Most organizations expend quite a bit of effort and expense in defining the ethics that inform their operations. We can probably agree on many of those foundational principles that companies adopt to guide their workers. There is much written on the content of those ethical principles and the elements of compliance and ethics programs, but the way those principles are conveyed is easily ignored. Sure, most everyone agrees that each company needs some type of documentation that outlines what should inform decision-making. But often there is not much thought put into how those things are said.
Forms of communication
So, how should those communications be set up? The way policies and codes of conduct are written has changed very little over the years, except that they are generally available in digital format and not just in a written policy binder. Yet, the 21st century has seen drastic changes in the ways people communicate. Those changes should translate to the workplace. Additionally, the workforce is seeing significant shifts as younger workers displace those retiring. That means organizations need to adjust how they communicate critical aspects of their operations, particularly ethical guidelines and principles that drive how those organizations work.

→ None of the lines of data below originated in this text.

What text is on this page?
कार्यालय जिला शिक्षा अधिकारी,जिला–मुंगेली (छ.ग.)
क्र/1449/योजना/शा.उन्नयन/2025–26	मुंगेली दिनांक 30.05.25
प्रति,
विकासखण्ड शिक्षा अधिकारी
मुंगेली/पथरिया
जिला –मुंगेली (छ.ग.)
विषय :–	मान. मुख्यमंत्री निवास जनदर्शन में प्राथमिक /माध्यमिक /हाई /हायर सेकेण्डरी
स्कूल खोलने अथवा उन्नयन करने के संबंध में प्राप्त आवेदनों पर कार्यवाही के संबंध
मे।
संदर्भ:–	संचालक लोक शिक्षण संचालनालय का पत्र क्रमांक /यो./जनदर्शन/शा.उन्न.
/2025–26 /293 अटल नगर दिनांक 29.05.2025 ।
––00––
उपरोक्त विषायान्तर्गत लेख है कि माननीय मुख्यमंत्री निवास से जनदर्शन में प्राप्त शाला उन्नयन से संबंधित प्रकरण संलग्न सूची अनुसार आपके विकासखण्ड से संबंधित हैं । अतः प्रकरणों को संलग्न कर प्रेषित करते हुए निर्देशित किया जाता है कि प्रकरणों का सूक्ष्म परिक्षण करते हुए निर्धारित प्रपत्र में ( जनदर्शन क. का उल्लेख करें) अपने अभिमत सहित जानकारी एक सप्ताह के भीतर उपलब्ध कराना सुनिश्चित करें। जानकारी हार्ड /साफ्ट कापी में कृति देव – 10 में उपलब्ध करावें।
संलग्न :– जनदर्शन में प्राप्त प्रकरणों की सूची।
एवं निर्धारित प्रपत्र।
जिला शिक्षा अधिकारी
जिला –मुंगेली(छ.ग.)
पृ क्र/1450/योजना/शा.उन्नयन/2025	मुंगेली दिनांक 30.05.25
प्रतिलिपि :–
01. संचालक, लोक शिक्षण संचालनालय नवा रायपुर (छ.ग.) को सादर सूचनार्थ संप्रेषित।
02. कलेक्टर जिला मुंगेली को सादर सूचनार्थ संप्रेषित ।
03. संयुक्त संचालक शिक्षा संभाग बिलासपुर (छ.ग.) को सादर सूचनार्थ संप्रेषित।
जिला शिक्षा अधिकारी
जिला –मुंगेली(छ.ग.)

Organizations must communicate their principles through various methods, including policies, procedures, codes of ethics, and education materials. Clear communication is concise and direct. Yet, the format and presentation of this information often does not fit that model. Policies and codes of conduct, and by extension the way they are presented in education or training, are usually very formulaic. That nature can make them vague and hard to read.
Communication is no longer hierarchical, yet organizations often fail to tailor their ethics communications to account for this reality. Good ethics documents should be utilitarian—quick, concise, and informative. They should be easy to navigate. These concepts are even more important today than they have ever been in the workplace.